Tuesday, July 25, 2006

off the train?

I had a chance to attend the 2007 San Luis Obispo City Economic Forecast Seminar the other day.

(It was pretty convenient for me to attend, since it was held right here at Grace. I love it!)

Perhaps you read the articles in the Tribune. (Click here!) The news was not quite so positive and upbeat as last year. UCSB Economic Forecaster, Bill Watkins, argued that SLO City had chosen to "get off the economic growth train" and, as a result, our economic growth pales in comparison to economic growth statewide and nationwide.

I thought his powerpont slide presentation told "the story" well. What's neat, is that Watkins posts his presentation online. Go and read the Watkin's perspective for yourself and then come back and share some thoughts.

2007 SLO City Economic Forecast


Kevin Heldt said...

Interesting how it was almost identical to the report for Goleta. The next 20 years should prove interesting for the Central Coast. (Some profound thoughts I know.)

Jeannett Gibson said...

I think there are a lot of factors Mr. Watkins is forgetting when he uses a variety of numbers/graphs, but doesn't ask the "whys". First of all, all of the slides discussing the number of housing units built in SLO vs. in other county cities is a silly one. I don't know how fair it is to compare a relatively fully developed urban city like SLO to Paso or even Morro Bay. SLO City is much smaller and has much less room for infill development than the other cities in the county. Part of the reason that housing isn't being built is because, short of annexing additional land (much of which has already been purchased and deeded as permanent open space) there isn't anywhere within existing city limits TO build. (By the way, annexing land for housing is ALWAYS far more costly to cities. The 1% property tax they get comes nowhere near the cost of police, fire, sewer, water, parks, etc.). Besides, good planning dictates that the further from a city center, the less dense housing should be (w/ density concentrated in the center). So, that wouldn't really solve any of the housing problems anyway. Another reason for the decline in housing units being built is simply the increased cost of well, everything. Dry wall has gone up 3xs in the last year, lumber 4xs. Bldg. permits for housing have gone down all across CA, not just SLO.
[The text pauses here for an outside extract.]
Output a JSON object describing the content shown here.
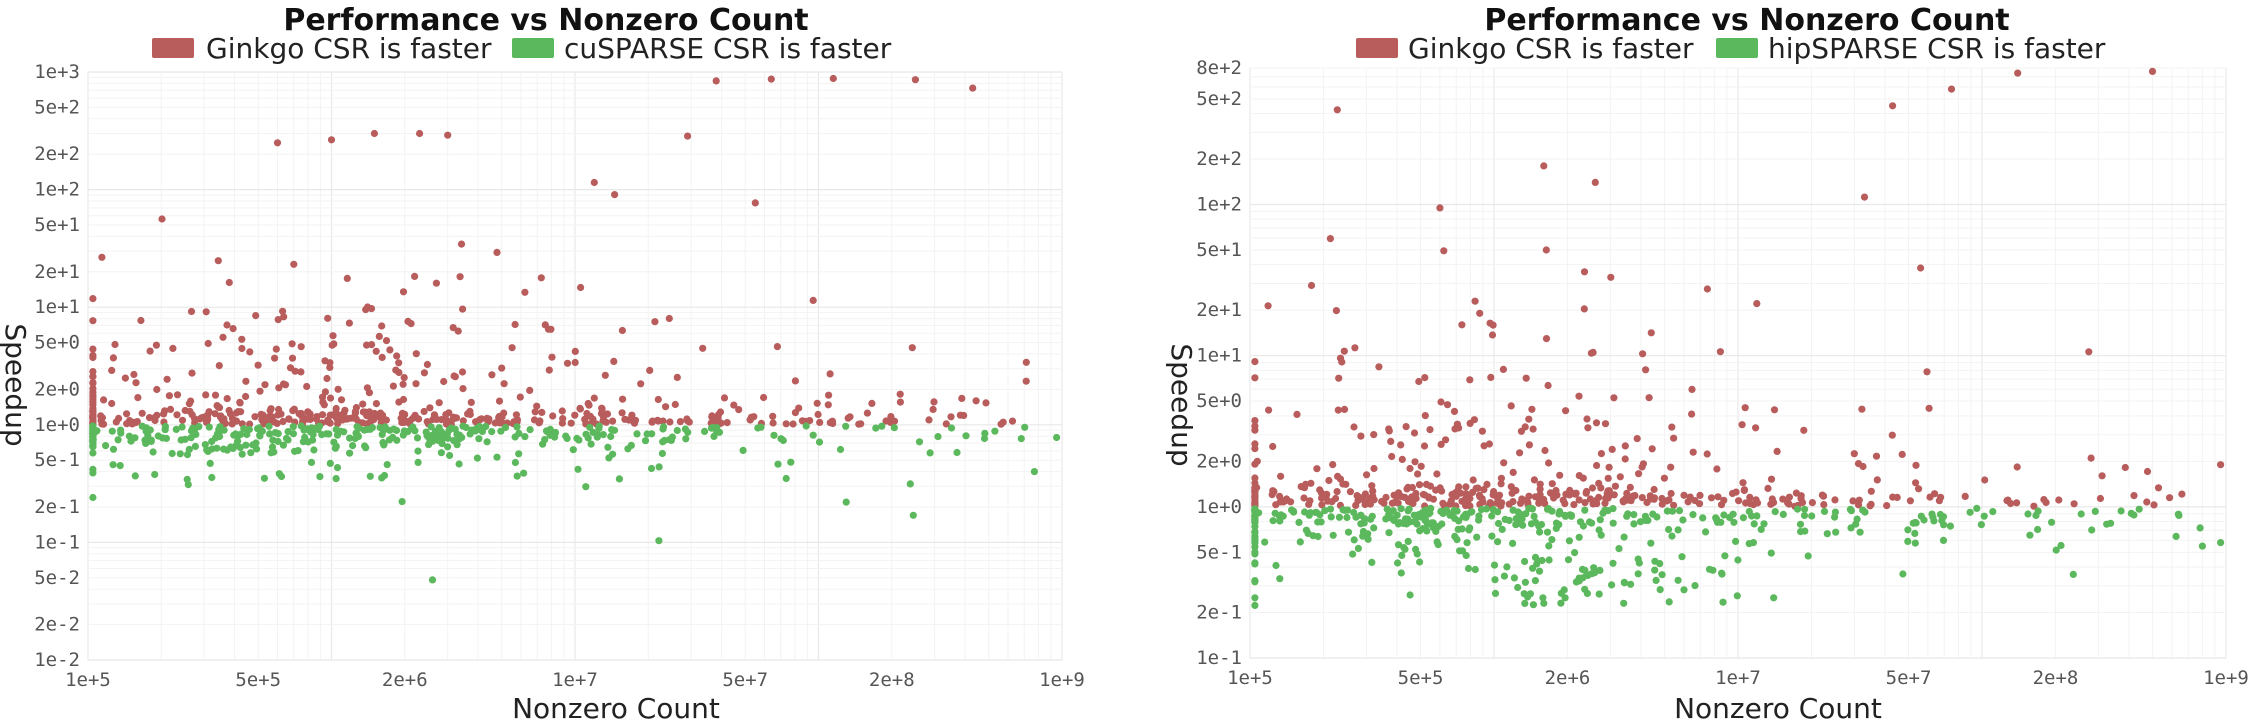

The issue of there being no tradable goods: where within city limits, is SLO supposed to be farming? Remember, we are talking City Limits, not just what you might think is SLO city. Land is so valuable right now, and basic supply/demand is dictating that. Sure a lot of SLO residents are retirees with no kids, but that's true of a lot of other bustling cities (think Carmel, the entire Santa Ynez Valley). Creating more workforce housing is a noble idea, but doesn't typically play out well in real life. People *know* which neighborhoods they are, and they become known as such, and subsequently (with enough time) become dilapidated. The "projects" in NY started as a great idea for lower income folks to have a place to live. Sadly, we all know the outcome on that one. (I know that's probably an extreme example, but it's true. NY thought they would be solving the poverty/homeless problem in one giant swoop...read about the projects, it's fascinating).

I don't mean to say that everything is perfect in SLO City. They do tend to be pretty parochial in their views and land use practices, but in some ways, they are constrained by simple geography and the free market. Just think we should all be careful whenever we see statistics to ask more questions. Just my 2 cents.

Wow, that was long.

Andy Gibson said...

Wow. Geez wife.

I'll agree with this: "I don't mean to say that everything is perfect in SLO City. They do tend to be pretty parochial in their views and land use practices...."

I wasn't going to post and stir the pot, but I think this is more than 50% the cause of why SLO got off the train. Unfortunately, because of that feeling, I'd prefer to live in Five Cities vs. SLO if we're given the opportunity to live further north than wonderful (read:sarcasm) Santa Maria. I love SLO still, but wouldn't prefer to live there. Ok, I said it, now fire back with some living in SLO positives. I'd like to hear it, as I have obviously been discouraged by the way SLO has handled itself in recent years regarding development, etc.